Represents the slope of the regression line; also equals h^2
Response to selection
R = h^2*S
where R = new generation average - total population average &
S = selected parents' average - total population average
Is there a limit to selection?
continued selection should eventually fix desirable alleles at every locus, so that no further evolution/improvement of traits is possible.
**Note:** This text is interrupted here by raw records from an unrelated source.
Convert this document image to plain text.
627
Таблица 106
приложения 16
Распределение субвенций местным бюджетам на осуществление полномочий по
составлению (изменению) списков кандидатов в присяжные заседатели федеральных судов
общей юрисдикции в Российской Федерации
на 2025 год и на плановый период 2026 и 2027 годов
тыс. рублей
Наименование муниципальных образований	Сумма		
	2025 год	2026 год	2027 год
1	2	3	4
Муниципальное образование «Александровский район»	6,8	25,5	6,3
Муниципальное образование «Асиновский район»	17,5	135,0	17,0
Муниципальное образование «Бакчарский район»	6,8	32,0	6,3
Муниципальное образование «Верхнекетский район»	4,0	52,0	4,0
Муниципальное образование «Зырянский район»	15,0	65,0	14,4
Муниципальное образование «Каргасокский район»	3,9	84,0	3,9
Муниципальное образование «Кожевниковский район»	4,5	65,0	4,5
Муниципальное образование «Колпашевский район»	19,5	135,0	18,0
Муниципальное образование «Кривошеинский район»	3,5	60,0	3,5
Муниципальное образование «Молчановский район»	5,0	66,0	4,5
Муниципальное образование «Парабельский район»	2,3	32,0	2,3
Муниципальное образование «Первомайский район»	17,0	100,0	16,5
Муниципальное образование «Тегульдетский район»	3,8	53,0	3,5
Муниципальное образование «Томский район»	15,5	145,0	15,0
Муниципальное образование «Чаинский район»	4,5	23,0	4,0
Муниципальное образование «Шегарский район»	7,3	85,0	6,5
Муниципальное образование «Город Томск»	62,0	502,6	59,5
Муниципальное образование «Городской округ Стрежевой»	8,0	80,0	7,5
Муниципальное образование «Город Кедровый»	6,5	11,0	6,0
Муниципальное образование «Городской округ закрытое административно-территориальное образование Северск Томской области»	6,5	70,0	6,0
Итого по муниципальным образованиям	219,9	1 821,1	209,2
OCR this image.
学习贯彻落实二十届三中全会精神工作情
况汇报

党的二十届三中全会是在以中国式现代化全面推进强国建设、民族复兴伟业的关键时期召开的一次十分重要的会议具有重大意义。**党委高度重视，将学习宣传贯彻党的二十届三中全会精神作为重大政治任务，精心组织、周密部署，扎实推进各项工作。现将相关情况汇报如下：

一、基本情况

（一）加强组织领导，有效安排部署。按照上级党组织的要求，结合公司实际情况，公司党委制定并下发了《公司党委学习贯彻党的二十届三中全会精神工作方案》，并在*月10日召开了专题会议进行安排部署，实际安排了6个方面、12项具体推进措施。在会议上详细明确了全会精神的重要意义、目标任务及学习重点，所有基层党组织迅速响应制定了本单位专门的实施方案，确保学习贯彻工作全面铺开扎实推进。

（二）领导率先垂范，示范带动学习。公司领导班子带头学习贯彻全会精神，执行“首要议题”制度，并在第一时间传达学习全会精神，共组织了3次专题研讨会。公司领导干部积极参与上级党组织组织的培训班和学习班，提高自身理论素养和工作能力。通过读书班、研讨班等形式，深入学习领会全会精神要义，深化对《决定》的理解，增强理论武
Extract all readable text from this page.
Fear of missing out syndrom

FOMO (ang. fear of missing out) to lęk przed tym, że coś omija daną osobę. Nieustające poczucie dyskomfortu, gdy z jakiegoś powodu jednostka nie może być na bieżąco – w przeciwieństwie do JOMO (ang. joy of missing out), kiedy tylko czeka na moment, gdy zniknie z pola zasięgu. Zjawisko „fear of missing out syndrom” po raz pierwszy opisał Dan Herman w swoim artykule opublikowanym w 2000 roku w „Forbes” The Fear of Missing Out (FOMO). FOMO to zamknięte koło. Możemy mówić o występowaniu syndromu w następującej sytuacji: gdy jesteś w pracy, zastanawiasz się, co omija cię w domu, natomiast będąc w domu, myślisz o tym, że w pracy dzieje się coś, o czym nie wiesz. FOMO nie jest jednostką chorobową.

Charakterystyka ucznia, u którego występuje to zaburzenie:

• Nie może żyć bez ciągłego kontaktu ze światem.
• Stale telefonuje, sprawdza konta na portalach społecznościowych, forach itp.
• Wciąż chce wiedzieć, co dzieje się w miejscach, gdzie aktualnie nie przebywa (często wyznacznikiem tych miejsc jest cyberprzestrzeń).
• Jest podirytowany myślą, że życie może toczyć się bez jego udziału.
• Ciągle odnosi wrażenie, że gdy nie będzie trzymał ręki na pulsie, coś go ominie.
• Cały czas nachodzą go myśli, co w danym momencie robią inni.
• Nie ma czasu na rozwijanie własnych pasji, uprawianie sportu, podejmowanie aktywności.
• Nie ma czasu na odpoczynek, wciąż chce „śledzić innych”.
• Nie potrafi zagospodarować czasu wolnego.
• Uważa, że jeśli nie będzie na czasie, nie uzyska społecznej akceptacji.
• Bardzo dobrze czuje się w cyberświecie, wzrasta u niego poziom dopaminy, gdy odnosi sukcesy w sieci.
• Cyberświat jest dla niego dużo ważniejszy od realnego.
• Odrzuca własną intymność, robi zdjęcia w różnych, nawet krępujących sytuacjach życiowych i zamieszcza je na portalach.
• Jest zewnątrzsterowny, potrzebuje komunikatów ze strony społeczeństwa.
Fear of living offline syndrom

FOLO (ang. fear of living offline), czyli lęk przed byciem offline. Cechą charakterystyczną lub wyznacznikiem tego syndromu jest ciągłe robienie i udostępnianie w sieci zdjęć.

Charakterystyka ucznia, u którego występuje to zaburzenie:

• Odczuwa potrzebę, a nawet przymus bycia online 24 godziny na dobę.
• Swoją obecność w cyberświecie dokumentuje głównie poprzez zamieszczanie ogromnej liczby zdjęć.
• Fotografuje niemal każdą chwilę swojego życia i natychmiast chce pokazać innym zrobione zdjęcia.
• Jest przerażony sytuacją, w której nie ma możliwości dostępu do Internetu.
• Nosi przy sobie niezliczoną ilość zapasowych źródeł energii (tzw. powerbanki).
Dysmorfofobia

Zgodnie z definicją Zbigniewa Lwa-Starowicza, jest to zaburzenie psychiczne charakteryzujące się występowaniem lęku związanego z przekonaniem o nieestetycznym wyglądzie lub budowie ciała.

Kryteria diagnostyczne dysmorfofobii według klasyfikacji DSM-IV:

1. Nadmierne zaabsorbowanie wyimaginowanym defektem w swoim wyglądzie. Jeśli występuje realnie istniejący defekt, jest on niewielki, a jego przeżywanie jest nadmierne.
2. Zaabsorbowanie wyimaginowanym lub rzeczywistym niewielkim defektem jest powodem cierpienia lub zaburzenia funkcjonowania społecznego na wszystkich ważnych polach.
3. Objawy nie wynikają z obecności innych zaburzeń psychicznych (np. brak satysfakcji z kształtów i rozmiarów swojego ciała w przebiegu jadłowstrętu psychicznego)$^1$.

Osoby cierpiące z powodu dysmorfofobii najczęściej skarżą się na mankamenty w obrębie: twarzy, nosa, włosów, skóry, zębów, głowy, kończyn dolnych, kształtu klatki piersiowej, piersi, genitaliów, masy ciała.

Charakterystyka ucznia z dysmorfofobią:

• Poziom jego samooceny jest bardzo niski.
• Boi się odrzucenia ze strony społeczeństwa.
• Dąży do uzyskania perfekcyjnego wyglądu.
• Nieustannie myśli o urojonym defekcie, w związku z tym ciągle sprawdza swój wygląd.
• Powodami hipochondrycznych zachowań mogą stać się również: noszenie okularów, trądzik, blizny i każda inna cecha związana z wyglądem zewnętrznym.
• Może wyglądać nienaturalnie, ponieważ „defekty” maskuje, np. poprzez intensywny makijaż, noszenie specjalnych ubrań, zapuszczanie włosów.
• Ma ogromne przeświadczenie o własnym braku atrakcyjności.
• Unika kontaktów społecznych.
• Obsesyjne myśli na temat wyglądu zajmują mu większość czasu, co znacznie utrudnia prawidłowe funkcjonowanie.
Why do relatives look alike?
Shared environments - prenatal and postnatal
Shared genetics - additive components; dominance components
Monozygotic twins
Identical
Separate or single amnion; separate or single chorions and placentas
Dizygotic twins
Share 50% of genetic material
Fraternal
Separate amnions & chorions, fused or separate placenta
additive components
probability of sharing a parental allele
dizygotic twins - 50%
dominance components
probability of sharing the same genotype
What effects can maternal environment have on babies?
IQ -- birth weight
Twins are lighter at birth
Dietary supplements
Alcohol, drug, cigarettes
Maternal lead exposure
What is the function of telomerase?
replicates the ends (telomeres) of eukaryotic chromosomes. the RNA part of the enzyme has a template RNA PRIMER that is complementary to repeated sequences in the telomere and pairs with them, providing a template for the synthesis of additional copies of the repeats.